The High Court of Namibia has ruled to allow Jacob “Kobi” Alexander to remain, and work, in Namibia pending decisions on both the renewal of his work permit and the U.S. extradition request filed in July 2006.
Alexander – who has been charged in the U.S. with 35 criminal counts related to securities fraud – claimed in court to have invested more than N$70 million in Namibia, reports The Namibian. The government lawyer argued without success that as “a fugitive from international justice,” Alexander should not be permitted to work. His extradition hearing, which has been repeatedly postponed, is set for June 9.
The SEC filed a complaint in 2006 against Alexander and two other executives of Comverse Technology Inc., a New York company that designs and manufactures telecommunication systems and software. The men are accused of backdating millions of Comverse stock options to days when the shares traded for lower prices for their own personal gain. Authorities allege that Alexander made $8 million, David Kreinberg $1.5 million, and William F. Sorin more than $1 million from the scheme.

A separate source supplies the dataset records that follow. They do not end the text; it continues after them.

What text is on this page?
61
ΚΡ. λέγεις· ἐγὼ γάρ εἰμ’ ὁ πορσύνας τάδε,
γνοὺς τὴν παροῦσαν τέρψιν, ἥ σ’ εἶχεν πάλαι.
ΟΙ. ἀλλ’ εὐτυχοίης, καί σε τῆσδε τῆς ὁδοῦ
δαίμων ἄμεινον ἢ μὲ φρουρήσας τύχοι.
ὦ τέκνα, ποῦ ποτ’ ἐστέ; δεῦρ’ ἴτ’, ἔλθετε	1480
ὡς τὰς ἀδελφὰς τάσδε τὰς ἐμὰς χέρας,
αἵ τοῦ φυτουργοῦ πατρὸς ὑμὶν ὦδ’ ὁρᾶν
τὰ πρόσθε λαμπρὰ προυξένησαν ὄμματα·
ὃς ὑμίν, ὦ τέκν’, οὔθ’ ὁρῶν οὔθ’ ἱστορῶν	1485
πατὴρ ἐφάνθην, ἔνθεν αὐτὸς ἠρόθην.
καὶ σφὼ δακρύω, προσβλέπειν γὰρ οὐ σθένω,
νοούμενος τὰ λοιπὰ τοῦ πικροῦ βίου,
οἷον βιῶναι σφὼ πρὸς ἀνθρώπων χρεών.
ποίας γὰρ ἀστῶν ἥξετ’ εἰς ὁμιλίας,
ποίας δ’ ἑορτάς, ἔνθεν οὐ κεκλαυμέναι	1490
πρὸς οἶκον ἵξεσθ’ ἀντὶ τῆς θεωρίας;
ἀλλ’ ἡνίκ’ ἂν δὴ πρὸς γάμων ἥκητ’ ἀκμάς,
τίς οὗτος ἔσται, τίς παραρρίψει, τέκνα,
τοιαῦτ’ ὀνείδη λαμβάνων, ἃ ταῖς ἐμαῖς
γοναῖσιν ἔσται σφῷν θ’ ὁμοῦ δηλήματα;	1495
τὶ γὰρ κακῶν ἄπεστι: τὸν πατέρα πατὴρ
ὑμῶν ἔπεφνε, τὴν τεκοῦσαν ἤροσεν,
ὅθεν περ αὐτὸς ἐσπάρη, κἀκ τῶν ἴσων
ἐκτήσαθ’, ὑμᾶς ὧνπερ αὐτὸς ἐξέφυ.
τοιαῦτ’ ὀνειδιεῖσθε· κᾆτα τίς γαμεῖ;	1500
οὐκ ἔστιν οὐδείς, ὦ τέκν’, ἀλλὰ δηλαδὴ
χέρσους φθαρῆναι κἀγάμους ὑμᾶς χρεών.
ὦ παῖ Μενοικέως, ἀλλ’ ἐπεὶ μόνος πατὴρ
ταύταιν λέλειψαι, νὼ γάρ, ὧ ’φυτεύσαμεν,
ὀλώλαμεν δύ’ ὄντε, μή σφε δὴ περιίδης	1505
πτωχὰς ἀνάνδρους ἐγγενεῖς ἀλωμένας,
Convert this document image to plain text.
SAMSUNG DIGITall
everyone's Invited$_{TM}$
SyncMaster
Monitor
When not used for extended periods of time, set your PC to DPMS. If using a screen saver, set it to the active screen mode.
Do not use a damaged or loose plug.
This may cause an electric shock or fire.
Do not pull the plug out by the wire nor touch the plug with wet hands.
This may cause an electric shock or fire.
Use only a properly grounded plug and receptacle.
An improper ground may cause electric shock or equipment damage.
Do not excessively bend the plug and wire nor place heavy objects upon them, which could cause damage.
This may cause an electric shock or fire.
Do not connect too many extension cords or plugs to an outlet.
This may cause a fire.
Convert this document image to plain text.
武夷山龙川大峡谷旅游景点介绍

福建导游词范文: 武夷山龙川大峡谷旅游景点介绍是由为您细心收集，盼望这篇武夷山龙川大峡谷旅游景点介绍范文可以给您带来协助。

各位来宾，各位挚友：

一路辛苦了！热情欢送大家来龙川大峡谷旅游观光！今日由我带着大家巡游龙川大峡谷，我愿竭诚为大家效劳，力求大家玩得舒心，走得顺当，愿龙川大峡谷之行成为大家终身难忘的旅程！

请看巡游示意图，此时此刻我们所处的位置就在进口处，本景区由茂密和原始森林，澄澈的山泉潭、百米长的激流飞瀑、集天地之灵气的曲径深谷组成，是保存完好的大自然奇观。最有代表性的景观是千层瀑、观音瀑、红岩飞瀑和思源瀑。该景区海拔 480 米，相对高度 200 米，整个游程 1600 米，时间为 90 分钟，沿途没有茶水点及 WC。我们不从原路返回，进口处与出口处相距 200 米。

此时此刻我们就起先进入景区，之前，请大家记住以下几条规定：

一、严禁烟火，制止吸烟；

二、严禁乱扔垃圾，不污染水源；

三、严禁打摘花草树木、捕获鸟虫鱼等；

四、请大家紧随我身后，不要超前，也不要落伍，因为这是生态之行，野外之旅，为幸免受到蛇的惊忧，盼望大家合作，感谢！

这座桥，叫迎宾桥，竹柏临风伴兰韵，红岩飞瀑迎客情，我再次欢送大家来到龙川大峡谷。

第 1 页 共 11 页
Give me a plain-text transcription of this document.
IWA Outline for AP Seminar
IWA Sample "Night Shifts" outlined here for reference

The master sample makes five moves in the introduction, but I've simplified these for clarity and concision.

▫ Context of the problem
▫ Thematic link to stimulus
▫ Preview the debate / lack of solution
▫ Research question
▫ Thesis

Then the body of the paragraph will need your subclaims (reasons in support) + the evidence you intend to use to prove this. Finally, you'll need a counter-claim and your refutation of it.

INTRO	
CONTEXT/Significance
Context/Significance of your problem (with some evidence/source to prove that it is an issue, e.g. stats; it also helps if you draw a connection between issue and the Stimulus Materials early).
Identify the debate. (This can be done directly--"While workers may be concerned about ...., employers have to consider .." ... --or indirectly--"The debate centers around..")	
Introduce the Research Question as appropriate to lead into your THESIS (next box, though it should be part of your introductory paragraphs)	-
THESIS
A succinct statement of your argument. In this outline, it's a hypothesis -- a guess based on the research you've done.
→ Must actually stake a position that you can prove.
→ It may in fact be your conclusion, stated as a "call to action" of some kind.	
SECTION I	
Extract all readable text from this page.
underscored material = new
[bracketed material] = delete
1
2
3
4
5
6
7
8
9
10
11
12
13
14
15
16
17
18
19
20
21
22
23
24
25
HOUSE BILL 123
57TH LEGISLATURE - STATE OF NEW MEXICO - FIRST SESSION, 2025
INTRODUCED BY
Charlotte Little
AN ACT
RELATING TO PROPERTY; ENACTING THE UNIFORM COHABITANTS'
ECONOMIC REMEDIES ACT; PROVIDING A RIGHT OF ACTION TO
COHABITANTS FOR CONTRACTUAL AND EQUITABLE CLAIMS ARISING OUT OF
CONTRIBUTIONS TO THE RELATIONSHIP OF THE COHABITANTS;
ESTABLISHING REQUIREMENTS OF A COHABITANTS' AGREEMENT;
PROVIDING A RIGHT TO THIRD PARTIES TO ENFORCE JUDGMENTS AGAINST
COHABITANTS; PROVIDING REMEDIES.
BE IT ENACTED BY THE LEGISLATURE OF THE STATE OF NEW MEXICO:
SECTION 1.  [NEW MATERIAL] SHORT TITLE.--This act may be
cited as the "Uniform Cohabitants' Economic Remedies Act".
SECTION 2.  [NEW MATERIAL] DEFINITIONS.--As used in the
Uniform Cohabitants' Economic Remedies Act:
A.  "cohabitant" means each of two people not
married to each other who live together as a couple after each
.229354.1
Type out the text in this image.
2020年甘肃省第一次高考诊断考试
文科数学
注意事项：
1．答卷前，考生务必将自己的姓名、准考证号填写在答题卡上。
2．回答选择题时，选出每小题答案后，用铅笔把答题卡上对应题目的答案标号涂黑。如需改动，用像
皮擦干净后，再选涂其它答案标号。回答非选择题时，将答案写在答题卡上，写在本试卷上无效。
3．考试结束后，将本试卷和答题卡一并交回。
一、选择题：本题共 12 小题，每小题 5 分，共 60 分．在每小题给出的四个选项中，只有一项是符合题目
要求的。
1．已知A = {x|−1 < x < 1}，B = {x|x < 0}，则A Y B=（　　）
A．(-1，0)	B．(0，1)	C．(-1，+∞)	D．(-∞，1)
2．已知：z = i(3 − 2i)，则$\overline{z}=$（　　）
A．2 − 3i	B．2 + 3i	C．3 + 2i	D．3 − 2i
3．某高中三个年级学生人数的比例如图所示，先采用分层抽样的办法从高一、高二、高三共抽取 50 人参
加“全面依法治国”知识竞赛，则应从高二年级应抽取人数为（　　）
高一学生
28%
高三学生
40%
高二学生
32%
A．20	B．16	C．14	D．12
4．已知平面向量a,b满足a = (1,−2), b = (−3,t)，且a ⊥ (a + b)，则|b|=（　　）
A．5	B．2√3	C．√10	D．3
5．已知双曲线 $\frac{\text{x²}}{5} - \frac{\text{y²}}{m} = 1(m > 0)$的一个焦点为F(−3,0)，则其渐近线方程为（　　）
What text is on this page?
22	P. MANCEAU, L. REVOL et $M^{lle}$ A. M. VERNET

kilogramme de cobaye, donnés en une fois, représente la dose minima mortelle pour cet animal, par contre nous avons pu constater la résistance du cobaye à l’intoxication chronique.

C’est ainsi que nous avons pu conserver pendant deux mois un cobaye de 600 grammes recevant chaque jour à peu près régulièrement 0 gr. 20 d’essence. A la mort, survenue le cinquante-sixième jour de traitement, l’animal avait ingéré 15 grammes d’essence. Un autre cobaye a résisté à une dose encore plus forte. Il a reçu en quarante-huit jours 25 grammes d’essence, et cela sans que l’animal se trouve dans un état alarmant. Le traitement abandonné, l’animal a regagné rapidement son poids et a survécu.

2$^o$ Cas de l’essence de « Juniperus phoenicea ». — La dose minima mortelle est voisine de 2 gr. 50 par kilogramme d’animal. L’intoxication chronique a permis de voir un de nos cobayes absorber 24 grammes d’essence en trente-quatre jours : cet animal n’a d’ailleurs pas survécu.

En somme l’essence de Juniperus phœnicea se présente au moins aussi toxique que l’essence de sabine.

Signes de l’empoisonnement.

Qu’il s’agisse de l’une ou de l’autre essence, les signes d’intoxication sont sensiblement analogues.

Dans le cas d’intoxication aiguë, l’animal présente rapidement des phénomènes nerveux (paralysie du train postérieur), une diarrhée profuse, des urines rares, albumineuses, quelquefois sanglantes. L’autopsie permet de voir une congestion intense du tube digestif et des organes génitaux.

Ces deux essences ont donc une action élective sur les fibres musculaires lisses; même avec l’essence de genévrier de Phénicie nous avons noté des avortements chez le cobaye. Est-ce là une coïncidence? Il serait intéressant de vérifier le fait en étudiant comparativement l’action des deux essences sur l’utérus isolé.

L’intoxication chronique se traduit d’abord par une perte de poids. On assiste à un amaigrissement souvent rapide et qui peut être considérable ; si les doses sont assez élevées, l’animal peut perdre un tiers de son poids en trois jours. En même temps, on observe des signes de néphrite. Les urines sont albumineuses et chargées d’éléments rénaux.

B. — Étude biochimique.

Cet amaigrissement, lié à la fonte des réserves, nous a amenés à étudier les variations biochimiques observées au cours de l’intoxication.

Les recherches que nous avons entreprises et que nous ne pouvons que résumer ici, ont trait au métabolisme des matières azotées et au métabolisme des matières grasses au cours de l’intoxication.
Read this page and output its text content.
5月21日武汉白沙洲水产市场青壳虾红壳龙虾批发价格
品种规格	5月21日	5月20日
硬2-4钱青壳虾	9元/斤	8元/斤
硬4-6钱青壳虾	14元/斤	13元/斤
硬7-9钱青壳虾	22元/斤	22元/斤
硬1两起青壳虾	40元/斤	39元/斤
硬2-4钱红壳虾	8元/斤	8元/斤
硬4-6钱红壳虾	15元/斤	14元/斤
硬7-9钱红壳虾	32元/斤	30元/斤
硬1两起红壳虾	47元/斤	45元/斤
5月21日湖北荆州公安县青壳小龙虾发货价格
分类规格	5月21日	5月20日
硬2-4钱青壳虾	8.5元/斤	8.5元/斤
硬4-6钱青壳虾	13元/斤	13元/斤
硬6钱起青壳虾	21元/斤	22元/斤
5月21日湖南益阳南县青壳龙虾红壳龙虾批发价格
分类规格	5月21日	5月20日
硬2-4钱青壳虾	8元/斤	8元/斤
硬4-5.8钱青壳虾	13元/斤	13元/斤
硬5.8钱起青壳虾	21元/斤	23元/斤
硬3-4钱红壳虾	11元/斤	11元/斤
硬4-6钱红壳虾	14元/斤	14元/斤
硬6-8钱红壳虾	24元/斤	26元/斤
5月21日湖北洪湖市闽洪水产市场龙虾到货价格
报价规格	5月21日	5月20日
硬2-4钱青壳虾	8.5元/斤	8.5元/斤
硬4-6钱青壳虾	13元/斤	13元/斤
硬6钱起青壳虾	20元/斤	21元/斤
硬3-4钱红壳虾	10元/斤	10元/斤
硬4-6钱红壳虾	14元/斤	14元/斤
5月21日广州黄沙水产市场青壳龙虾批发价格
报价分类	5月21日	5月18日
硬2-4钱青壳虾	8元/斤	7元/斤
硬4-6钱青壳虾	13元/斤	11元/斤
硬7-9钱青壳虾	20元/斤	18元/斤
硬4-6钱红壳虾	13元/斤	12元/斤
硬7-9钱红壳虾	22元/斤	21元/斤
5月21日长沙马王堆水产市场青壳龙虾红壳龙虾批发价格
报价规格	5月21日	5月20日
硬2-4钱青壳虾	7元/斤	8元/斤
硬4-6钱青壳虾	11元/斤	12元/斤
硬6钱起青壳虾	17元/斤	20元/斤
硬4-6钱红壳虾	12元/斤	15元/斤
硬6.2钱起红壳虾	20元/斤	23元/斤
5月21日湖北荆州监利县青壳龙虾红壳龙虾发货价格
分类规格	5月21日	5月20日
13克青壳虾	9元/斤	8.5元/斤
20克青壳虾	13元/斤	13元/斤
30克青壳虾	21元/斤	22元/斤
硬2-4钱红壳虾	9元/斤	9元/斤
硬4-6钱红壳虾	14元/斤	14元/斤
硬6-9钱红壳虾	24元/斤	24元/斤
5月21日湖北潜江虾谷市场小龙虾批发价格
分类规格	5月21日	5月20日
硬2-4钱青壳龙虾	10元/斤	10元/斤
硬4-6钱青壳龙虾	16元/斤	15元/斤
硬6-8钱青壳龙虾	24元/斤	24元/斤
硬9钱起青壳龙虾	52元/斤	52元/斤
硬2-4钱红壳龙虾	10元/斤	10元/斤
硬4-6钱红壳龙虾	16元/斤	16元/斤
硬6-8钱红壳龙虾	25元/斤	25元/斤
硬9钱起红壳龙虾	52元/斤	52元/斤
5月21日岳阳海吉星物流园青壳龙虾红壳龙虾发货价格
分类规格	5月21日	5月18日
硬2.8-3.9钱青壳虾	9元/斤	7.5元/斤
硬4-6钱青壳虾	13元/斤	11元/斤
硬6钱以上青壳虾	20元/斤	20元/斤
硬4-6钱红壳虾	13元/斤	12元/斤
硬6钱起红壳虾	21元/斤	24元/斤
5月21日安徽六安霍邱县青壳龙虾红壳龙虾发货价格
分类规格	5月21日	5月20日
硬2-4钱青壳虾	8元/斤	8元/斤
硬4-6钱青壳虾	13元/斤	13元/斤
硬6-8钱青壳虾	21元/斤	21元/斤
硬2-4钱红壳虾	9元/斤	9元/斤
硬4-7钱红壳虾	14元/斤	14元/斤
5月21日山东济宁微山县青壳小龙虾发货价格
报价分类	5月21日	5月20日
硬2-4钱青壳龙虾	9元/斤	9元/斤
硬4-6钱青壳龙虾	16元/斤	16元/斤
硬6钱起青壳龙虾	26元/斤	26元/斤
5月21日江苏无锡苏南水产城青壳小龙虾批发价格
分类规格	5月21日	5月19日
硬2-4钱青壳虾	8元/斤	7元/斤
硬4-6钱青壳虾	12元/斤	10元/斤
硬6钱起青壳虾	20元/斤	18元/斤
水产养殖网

While Kreinberg and Sorin surrendered to authorities in August 2006, while Alexander went on the lam. In 2006, he was arrested in Namibia.

A Canadian hedge fund manager who calls himself the “Chinese Warren Buffet” is facing fraud charges by the Securities and Exchange Commission. Weizhen Tang is accused of running a Ponzi scheme since at least 2006 with his hedge fund Oversea Chinese Fund Limited Partnership. Tang raised as much as $50-75 million from 200 investors – many of them Chinese-Americans in Texas, where he ran WinWin Capital Partners LP.
Though Tang denied the charges on his website – calling them “an undesired thing” – the SEC complaint alleges that he confessed to investors earlier this year that he was running a Ponzi scheme.
The SEC claims that Tang sent a letter to investors in which he admitted to posting false profits on account statements and using funds from new investors to distribute up to $8 million in fake profits to earlier investors.